THE MINERALOGY, PETROLOGY, AND PROVENANCE OF BALLAST STONES FROM THE CAPE FEAR, NORTH CAROLINA: 1726 – 1825


BURDETTE, Kemp M. and SMITH, Michael S., Department of Geography and Geology, University of North Carolina Wilmington, 601 South College Road, Wilmington, NC 28403, kemp@cfrw.us

Archaeologists, geologist, and historians often like to examine the unique and the unusual aspects of a site, location, or event while relegating the commonplace to a dusty corner in their study. Along the eastern United States, deposits of ballast are regularly found in the ports, harbors, and other sheltered locations where cargos were exchanged. In addition, shipwreck sites, jetties and docks, and building foundations often have a variety of non-local rock types that could shed light upon the origin of the wreck, the trade routes along which this material was collected, and the historic use of this material in regions that often do not have rock as a resource. To successfully extract the provenance of the ballast, as well as the potential ways in which it arrived at the location where it was found, requires an interdisciplinary approach incorporating historical, archaeological and geological techniques.

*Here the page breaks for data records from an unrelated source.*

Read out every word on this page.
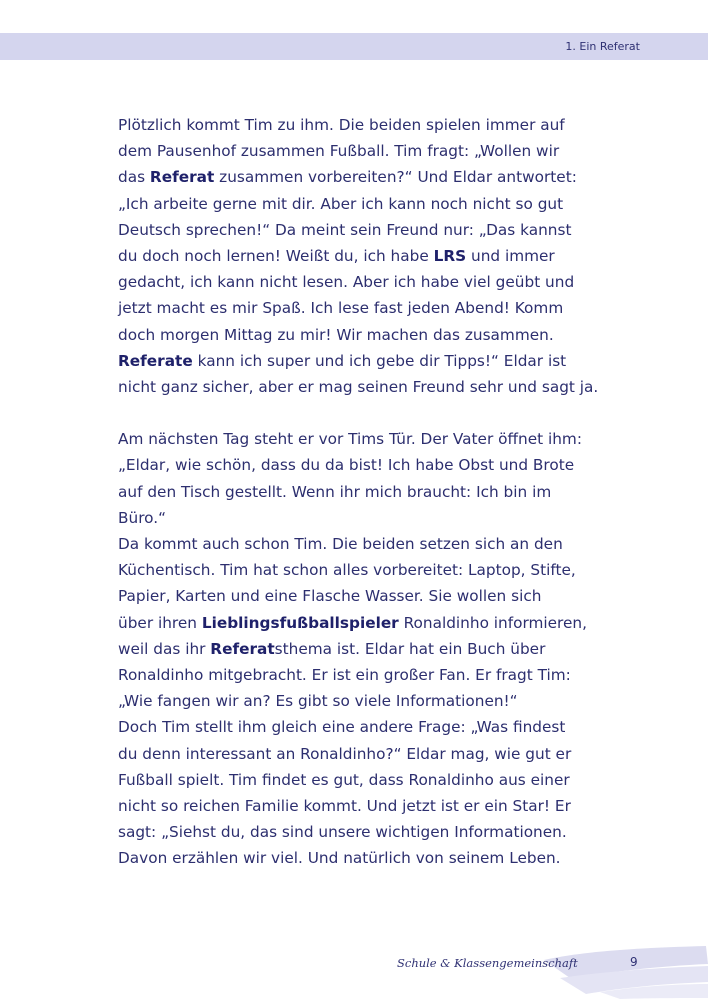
1. Ein Referat

Plötzlich kommt Tim zu ihm. Die beiden spielen immer auf
dem Pausenhof zusammen Fußball. Tim fragt: „Wollen wir
das Referat zusammen vorbereiten?“ Und Eldar antwortet:
„Ich arbeite gerne mit dir. Aber ich kann noch nicht so gut
Deutsch sprechen!“ Da meint sein Freund nur: „Das kannst
du doch noch lernen! Weißt du, ich habe LRS und immer
gedacht, ich kann nicht lesen. Aber ich habe viel geübt und
jetzt macht es mir Spaß. Ich lese fast jeden Abend! Komm
doch morgen Mittag zu mir! Wir machen das zusammen.
Referate kann ich super und ich gebe dir Tipps!“ Eldar ist
nicht ganz sicher, aber er mag seinen Freund sehr und sagt ja.

Am nächsten Tag steht er vor Tims Tür. Der Vater öffnet ihm:
„Eldar, wie schön, dass du da bist! Ich habe Obst und Brote
auf den Tisch gestellt. Wenn ihr mich braucht: Ich bin im
Büro.“
Da kommt auch schon Tim. Die beiden setzen sich an den
Küchentisch. Tim hat schon alles vorbereitet: Laptop, Stifte,
Papier, Karten und eine Flasche Wasser. Sie wollen sich
über ihren Lieblingsfußballspieler Ronaldinho informieren,
weil das ihr Referatsthema ist. Eldar hat ein Buch über
Ronaldinho mitgebracht. Er ist ein großer Fan. Er fragt Tim:
„Wie fangen wir an? Es gibt so viele Informationen!“
Doch Tim stellt ihm gleich eine andere Frage: „Was findest
du denn interessant an Ronaldinho?“ Eldar mag, wie gut er
Fußball spielt. Tim findet es gut, dass Ronaldinho aus einer
nicht so reichen Familie kommt. Und jetzt ist er ein Star! Er
sagt: „Siehst du, das sind unsere wichtigen Informationen.
Davon erzählen wir viel. Und natürlich von seinem Leben.

Schule & Klassengemeinschaft	9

This study examines ballast stones collected from Campbell Island, the historic transshipping point on the Cape Fear River, in southeastern North Carolina. The goal was to evaluate the geologic and geographic provenance of the ballast as well as to correlate these results to shipping trends and ports of origin for this area from 1726 to 1825. The ballast recovered was separated into four groups: a mafic igneous rock suite (basalt or diabase), a chalk-flint-chert group, a suite of quartz-rich plutonic igneous rocks (granite) and a mixed group of sedimentary and metasedimentary rocks. The provenance of the ballast was determined by the mineralogical and petrographic characteristics of the mafic and quartz-rich plutonic rocks, which was further correlated with the few existing shipping records for this region. Petrologic methods and microfossil identification suggest that chert and flint ballast stones in the region may also have a Caribbean origin, in addition to English or French origins previously reported. This observation could have implications for the importation, use, and later embargo of flint (or chert) by the British prior to the American Revolution of 1775.